Many seasoned moms also swear that hair texture changes after kids. Some women find that their hair is thinner after their bout of postpartum hair loss, but for many the new hair that grows in leads to thicker, wavier hair than they had before. Some curly gals go straight. It could really be anything. But one thing is almost certain: You’ll see a change in your hair one way or another once baby’s in your arms instead of your belly.
5. Well, that just happened.
Let’s talk about incontinence, shall we? All the muscles in your midsection are going to need some time to recover from childbirth, so “holding it” can be more challenging in the initial days after baby’s debut. (It’s often more pronounced for moms who delivered vaginally.) But even beyond that, you might find that a sneeze, cough or jump causes a little unfortunate leak. It can last for up to a year, or even beyond. The good news on this one: You can do something to help.

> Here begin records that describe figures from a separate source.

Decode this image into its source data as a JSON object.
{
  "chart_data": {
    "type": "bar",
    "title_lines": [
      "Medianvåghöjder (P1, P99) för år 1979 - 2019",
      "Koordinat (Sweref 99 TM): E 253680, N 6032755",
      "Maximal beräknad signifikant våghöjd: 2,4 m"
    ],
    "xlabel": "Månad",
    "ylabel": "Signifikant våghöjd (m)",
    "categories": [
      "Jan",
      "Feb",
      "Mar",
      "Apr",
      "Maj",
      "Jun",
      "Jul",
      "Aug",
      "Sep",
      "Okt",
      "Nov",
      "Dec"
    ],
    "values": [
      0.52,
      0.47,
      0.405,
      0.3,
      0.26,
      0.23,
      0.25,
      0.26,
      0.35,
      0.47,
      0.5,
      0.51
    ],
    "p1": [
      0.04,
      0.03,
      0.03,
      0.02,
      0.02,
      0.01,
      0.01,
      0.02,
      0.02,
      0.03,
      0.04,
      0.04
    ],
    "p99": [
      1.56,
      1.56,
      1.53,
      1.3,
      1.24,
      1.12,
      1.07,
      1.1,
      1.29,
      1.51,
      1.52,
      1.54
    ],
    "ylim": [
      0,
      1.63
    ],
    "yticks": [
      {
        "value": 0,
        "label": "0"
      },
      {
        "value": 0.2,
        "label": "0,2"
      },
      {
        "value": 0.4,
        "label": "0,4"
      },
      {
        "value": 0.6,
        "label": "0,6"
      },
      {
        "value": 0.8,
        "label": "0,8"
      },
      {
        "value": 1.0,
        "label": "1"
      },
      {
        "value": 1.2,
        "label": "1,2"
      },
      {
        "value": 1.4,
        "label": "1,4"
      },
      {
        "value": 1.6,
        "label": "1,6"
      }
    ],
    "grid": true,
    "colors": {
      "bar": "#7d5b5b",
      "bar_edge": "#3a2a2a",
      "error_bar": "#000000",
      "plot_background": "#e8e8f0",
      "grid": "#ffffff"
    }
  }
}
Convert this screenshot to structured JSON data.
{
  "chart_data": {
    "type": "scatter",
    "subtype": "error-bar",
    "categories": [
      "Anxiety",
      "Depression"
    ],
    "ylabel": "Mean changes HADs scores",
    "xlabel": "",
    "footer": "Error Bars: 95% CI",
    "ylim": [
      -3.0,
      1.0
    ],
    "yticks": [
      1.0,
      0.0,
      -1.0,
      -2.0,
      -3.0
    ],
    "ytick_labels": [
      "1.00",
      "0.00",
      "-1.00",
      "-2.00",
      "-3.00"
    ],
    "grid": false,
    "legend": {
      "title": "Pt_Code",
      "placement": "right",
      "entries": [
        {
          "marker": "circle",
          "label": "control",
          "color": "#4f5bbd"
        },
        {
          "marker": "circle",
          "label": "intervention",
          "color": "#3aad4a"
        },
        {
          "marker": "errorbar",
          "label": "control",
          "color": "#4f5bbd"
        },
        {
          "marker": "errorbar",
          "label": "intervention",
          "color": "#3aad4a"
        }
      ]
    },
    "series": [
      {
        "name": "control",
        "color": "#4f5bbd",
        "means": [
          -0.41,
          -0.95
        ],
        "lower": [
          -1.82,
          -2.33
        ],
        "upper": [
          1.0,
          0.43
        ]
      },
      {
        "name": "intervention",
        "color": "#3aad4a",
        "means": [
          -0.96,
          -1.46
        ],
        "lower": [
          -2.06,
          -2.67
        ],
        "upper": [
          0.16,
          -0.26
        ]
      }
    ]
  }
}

Regularly practicing Kegel exercises can help strengthen the pelvic floor and minimize leaking. If you aren’t quite sure how to properly do a Kegel, ask your doctor to help you out before you leave the hospital; she can assist you in finding the right muscles to work to get the job done. There are also devices out there designed for the task (just Google “pelvic muscle trainer”). And, until you’ve regained your strength, wear a panty liner to catch any moisture that works its way out down below.
Although having a baby changes your whole body from the inside out, it’s so worth the overhaul that you won’t even mind the new gal gazing back at you from the mirror. She might be looking a little worse for the wear in the first few weeks of motherhood, but she’s on track for life’s biggest, most exhilarating adventure—and there’s nothing in the world better than that.